Lana Del Rey - Ultraviolence

By Rathan Paul Harshavardan

Released Friday June 13th, 2014 - UMusic

What do you when you are Lana Del Rey, have a chart-topping alternate album, no collaborations on your debut, covered iconic tracks and brushed criticism? You release an album calledUltraviolence smack dab in the middle of the year and revel in its celebration of sadcore. After the successful Born To Die and an EPParadise, Lana is back with the dark, spiritual and almost unlistenable follow-up to the perfect album of 2012. Does it match Born To Die? I don't think it has to and apparently neither does Del Rey.

Ultraviolence, begins with Cruel World, a slow jazzy track complete with the drawl and classic references Lana has come to make her own. If you thought that Ultraviolence will be heavy with orchestration, Dan Auerbach, who produced the whole album can assure you that it is nowhere in sight. Heavy with beats of drums and guitar riffs, electronica and Lana's drawls, Cruel World will give you a taste of what is in store. If you love sadcore, you will love Cruel World. The whole album has the same theme - love so violent, that it hurts just to love the right man. Vintage American culture is subtly mentioned, but the focus is the same syrupy yet poisonous love for the bad boy.

The next track Ultraviolence is Tropico in a song. Love is ultra-violent enough that a song and album is named after it. Carrying the notes from Cruel World, Ultraviolence, Shades Of Cool and Brooklyn Baby are peas of the same pod. Listen to the tracks in succession to feel the drugged vocals that run through the tracks if you like getting high on music. Lana loves her drugs, most tracks on the record talk about it. Hell, she's even got a track called Florida Kilos and though it is at the end, it is like Lolita on drugs.

The truly unlistenable track Lana mentioned must be Guns And Roses. I tried to like it, but I must admit I didn't feel the drift. The production is all over of the place and the rhythm slightly off-beat to even put the song in the jazz or indie category. If Lana does have a rare jazz collection like she says she does, then Old Money, Shades Of Cool, Brooklyn Baby, West Coast and Black Beauty belong to it. These tracks grow on you and are the highlights of the album along with minor ones like Sad Girl, Money Power Glory and Pretty When You Cry. The sadness of the record is complete with Is This Happiness, ironically having nothing to do with the emotions of elation.

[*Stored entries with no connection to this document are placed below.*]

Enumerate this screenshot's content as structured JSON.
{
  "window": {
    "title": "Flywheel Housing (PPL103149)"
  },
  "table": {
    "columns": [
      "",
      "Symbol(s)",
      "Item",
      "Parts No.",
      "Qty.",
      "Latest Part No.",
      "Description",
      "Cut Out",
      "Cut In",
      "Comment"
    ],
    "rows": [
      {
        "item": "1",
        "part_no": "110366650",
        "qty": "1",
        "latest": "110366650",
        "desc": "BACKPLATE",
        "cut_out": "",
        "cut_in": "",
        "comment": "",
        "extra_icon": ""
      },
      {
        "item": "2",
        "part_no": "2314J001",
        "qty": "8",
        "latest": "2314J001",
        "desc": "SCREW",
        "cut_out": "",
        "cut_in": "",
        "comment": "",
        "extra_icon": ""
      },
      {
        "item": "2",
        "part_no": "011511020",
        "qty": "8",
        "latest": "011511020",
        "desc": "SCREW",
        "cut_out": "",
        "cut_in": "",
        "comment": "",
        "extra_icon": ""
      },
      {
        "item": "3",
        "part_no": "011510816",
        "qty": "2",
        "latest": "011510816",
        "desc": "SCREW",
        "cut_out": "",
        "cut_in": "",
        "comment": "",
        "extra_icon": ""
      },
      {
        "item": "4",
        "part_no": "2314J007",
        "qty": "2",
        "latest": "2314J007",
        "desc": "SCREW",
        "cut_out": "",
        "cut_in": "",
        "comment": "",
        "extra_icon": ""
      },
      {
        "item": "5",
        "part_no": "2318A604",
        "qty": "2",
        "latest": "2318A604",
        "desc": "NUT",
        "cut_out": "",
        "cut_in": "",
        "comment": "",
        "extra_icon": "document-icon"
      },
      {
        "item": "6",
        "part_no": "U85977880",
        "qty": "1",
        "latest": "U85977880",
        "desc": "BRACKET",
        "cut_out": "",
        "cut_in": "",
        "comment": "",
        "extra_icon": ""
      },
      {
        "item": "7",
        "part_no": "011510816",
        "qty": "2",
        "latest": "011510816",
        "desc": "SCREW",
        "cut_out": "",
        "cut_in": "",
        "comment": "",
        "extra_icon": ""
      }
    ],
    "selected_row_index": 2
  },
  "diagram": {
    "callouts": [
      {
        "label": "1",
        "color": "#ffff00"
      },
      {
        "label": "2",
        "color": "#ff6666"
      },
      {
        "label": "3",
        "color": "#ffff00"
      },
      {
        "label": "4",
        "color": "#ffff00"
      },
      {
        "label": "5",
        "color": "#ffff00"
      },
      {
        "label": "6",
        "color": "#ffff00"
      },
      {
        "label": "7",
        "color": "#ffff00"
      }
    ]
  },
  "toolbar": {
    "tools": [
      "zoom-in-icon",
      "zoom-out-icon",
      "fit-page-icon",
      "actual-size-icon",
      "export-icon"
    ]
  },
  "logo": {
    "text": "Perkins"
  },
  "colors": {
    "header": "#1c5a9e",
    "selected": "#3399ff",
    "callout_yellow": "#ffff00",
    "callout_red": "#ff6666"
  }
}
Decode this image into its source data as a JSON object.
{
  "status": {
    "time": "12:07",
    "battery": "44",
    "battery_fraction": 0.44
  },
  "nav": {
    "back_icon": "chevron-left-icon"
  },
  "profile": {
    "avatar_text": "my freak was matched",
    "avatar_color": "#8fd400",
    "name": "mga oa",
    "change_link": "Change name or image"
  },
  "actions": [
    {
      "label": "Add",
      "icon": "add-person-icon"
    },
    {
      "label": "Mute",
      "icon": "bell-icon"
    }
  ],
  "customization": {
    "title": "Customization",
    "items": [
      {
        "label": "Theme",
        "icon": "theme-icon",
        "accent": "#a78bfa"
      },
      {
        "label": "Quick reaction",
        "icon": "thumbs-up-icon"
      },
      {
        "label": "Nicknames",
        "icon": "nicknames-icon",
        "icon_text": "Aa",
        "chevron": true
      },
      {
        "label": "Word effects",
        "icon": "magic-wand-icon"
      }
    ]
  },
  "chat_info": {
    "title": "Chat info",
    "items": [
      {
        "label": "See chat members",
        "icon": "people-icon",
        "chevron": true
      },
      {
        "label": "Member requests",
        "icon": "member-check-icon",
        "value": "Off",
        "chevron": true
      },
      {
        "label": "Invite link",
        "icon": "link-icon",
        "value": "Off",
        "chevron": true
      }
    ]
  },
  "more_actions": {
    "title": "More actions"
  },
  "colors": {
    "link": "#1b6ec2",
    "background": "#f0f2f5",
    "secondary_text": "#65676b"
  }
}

Rick Nowels, Dan Auerbach, Dan Heath, Blake Stranathan, Barrie O'Neill, Greg Kurstin, Nino Rota, Robbie Fitzsimmons, Jessie Mae Robinson and Harmony Korine share writing credits with Lana on the songs that are modern jazz rather than indie-pop-rock. Elizabeth Grant took the introspective route to explain the Lana Del Rey persona. Lana loves her man real hard, he should know, she has so many songs about him. Love hurts, drugs can't heal the pain, you might temporarily love being the other person, but you still wish you were the only one, because if love calls you will run, run, run. If you truly love the idea of Lana Del Rey, as fans of the twirling chanteuse, I'm sure you will love this record.